Pastor Lorenzo Sewell glaubt, dass die Bibel das Handeln der Regierung „lenken“ sollte. „Das hat Jesus gemeint“, antwortet er anschließend Pflicht hatte es zwischen zwei Gottesdiensten hängen lassen.
„Warum nicht für ein gewähltes Amt kandidieren, wie es viele Pastoren getan haben?“
–Vielleicht bald. Die Kirche soll Einfluss auf die Politik nehmen, aber es liegt an mir, dies zu lehren. Wenn die Leute es akzeptieren und sich engagieren, dann gibt mir der Herr vielleicht die Erlaubnis, den Sprung zu wagen. »
Ein Mann nähert sich. Er fragt, ob er für uns beten kann. Er legt seine Bibel weg, ergreift unsere Hände, stellt ein paar Fragen, senkt die Augenlider und fleht Gott an, uns Schutz und Mut zu schenken und uns zu drängen, genau zu berichten, was wir in der Kirche gesehen und gehört haben.

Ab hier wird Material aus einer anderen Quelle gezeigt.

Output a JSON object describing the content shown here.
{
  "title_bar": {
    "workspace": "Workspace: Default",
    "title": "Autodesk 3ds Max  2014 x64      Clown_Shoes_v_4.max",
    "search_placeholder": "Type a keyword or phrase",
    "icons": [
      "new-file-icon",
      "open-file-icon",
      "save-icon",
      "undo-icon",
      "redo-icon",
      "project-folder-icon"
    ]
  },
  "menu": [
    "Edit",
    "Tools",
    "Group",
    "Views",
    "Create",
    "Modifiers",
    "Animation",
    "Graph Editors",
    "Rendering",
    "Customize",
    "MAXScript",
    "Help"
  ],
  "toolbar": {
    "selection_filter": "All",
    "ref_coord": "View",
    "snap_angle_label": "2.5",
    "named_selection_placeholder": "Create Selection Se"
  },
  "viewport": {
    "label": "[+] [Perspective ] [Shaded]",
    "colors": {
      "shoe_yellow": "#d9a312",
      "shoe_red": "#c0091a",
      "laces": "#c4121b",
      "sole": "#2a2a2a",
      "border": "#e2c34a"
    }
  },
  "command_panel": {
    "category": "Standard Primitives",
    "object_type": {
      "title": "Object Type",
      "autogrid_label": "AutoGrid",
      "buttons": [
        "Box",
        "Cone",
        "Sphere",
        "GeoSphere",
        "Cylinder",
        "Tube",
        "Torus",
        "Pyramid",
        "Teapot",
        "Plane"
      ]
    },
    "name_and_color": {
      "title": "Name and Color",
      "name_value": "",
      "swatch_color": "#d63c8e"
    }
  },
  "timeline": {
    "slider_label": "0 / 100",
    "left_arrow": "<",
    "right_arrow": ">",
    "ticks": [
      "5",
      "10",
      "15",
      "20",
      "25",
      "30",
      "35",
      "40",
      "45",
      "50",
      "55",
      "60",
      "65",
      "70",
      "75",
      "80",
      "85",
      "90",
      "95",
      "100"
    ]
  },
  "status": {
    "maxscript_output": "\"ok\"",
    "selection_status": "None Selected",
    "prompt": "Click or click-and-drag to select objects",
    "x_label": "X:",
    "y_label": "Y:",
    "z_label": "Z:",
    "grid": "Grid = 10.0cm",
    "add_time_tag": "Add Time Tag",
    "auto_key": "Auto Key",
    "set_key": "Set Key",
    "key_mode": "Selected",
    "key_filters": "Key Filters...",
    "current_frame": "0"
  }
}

In der moralischen Welt ist alles im Voraus klassifiziert, koordiniert, geplant und entschieden. In der politischen Welt ist alles aufgeregt, umstritten, unsicher; in einem Fall passiver, wenn auch freiwilliger Gehorsam; auf der anderen Seite Unabhängigkeit, Verachtung der Erfahrung und Eifersucht gegenüber jeder Autorität. Weit davon entfernt, sich gegenseitig zu schaden, wirken diese beiden offenbar so gegensätzlichen Tendenzen harmonisch zusammen und scheinen sich gegenseitig zu unterstützen.
Dieser Bericht wurde dank der Unterstützung des Transat-International Journalism Fund finanziert.Pflicht.